The airpower escalation parallels a nearly four-month-old security crackdown that is bringing 30,000 additional U.S. troops into Baghdad and its surroundings - an urban campaign aimed at restoring order to an area riven with sectarian violence.

It also reflects increased availability of planes from U.S. aircraft carriers in the Persian Gulf. And it appears to be accompanied by a rise in Iraqi civilian casualties.

In the first 4 1/2 months of 2007, American aircraft dropped 237 bombs and missiles in support of ground forces in Iraq, already surpassing the 229 expended in all of 2006, according to U.S. Air Force figures obtained by The Associated Press.

"Air operations over Iraq have ratcheted up significantly, in the number of sorties, the number of hours (in the air)," said Col.

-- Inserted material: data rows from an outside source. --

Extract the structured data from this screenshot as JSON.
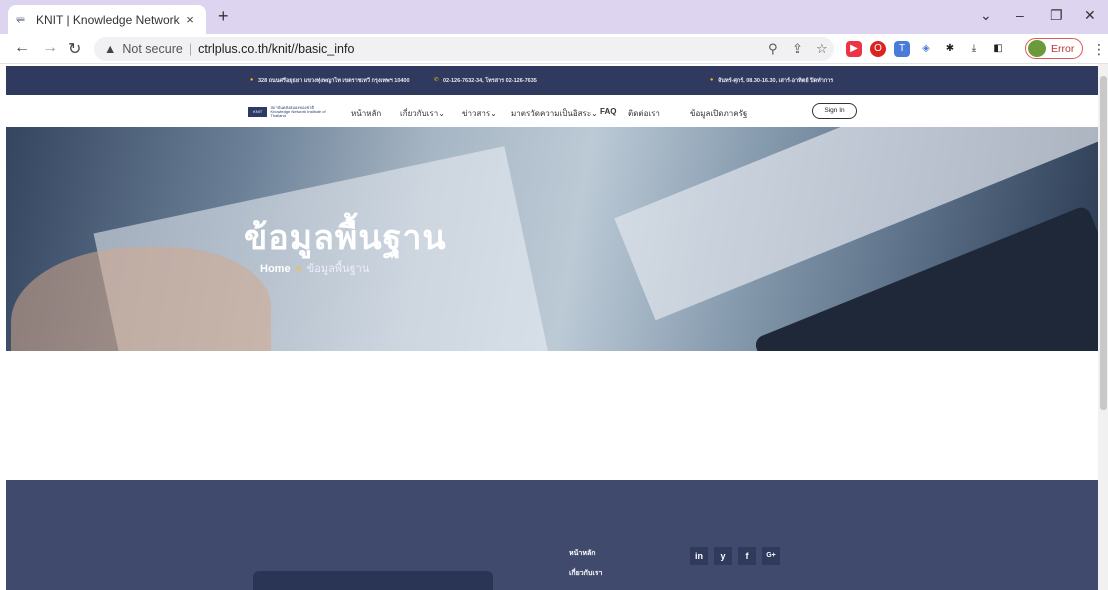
{
  "browser": {
    "tab_title": "KNIT | Knowledge Network Instit",
    "tab_close": "×",
    "new_tab": "+",
    "not_secure": "Not secure",
    "url": "ctrlplus.co.th/knit//basic_info",
    "profile_label": "Error"
  },
  "site": {
    "topbar": {
      "address": "328 ถนนศรีอยุธยา แขวงทุ่งพญาไท เขตราชเทวี กรุงเทพฯ 10400",
      "phone": "02-126-7632-34, โทรสาร 02-126-7635",
      "hours": "จันทร์-ศุกร์, 08.30-16.30, เสาร์-อาทิตย์ ปิดทำการ"
    },
    "logo": {
      "mark": "KNIT",
      "line1": "สถาบันคลังสมองของชาติ",
      "line2": "Knowledge Network Institute of Thailand"
    },
    "nav": {
      "home": "หน้าหลัก",
      "about": "เกี่ยวกับเรา",
      "news": "ข่าวสาร",
      "ita": "มาตรวัดความเป็นอิสระ",
      "faq": "FAQ",
      "contact": "ติดต่อเรา",
      "opendata": "ข้อมูลเปิดภาครัฐ",
      "signin": "Sign In"
    },
    "hero": {
      "title": "ข้อมูลพื้นฐาน",
      "crumb_home": "Home",
      "crumb_sep": "»",
      "crumb_current": "ข้อมูลพื้นฐาน"
    },
    "footer": {
      "link_home": "หน้าหลัก",
      "link_about": "เกี่ยวกับเรา",
      "social": [
        "in",
        "y",
        "f",
        "G+"
      ]
    }
  }
}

Joe Guastella, Air Force operations chief for the region. "It has a lot to do with increased pressure on the enemy by MNC-I" - the Multinational Corps-Iraq - "combined with more carriers."

The Air Force report did not break down the specific locations in Iraq where bombings have been stepped up. But U.S.-led forces also are locked in new and dangerous fronts against insurgents outside Baghdad in such places as Diyala, a province northeast of the capital.

A second U.S. Navy aircraft carrier on station since February in the Persian Gulf has added some 80 warplanes to the U.S. air arsenal in the region.

At the same time, the number of civilian Iraqi casualties from U.S. airstrikes appears to have risen sharply, according to Iraq Body Count, a London-based, anti-war research group that maintains a database compiling news media reports on Iraqi war deaths.

more ...

ww June 7, 2007 - 4:08pm

the use of helicopter gunships, AC-130s, and fighter jets armed with rockets, cannon, etc., when used in airstrikes against "targets" in heavily populated urban areas can be apparently justified because: "...use of those weapons systems and that ordnance in an urban area would be considered a violation of the laws of war, unless the use was disproportionate. Compared to other air delivered munitions, these are significantly more accurate and have much less potential for collateral casualties.".
And we know this because:
"No, I simply have a better idea of how those...systems work and am not given to the hyperbole most folks fall into. They aren't indirect fire systems, the minimum safe distance as employed is measured in tens of metres rather than hundreds and they don't tend to have payloads that would raise concerns (such as WP)".

Right, well, there you have it, a rather spirited defence of the proposition of "surgical" or "precision" strikes...although I am somewhat vexed when the construct No, I simply have a better idea of how those...systems work is used in argumentation absent any accompanying data. And also, I'm assuming that the preferred euphemism "collateral casualties" refers in fact to "civilian deaths or injuries".
So, to be fair, let's look at some findings from the "hyperbole-based" community, as it were, and see what alternative or contradictory data has been put forth on the consequences of using heavily armed gunships in Iraq, using whatever ordnance the operations called for: cannonfire, machine guns, rockets, GBUs, JDAMs, the lot.

From Iraq Body Count (pdf file), on civilian casualties and causes of death and injury according to type or class of ordnance used, in the 2003-2005 period:
http://reports.iraqbodycount.org/a_dossier_of_civilian_casualties_2003-2005.pdf

From the Johns Hopkins Bloomberg School of Public Health report:

October 28, 2004

Iraqi Civilian Deaths Increase Dramatically After Invasion
Civilian deaths have risen dramatically in Iraq since the country was invaded in March 2003, according to a survey conducted by researchers from the Johns Hopkins Bloomberg School of Public Health, Columbia University School of Nursing and Al-Mustansiriya University in Baghdad. The researchers found that the majority of deaths were attributed to violence, which were primarily the result of military actions by Coalition forces. Most of those killed by Coalition forces were women and children. However, the researchers stressed that they found no evidence of improper conduct by the Coalition soldiers.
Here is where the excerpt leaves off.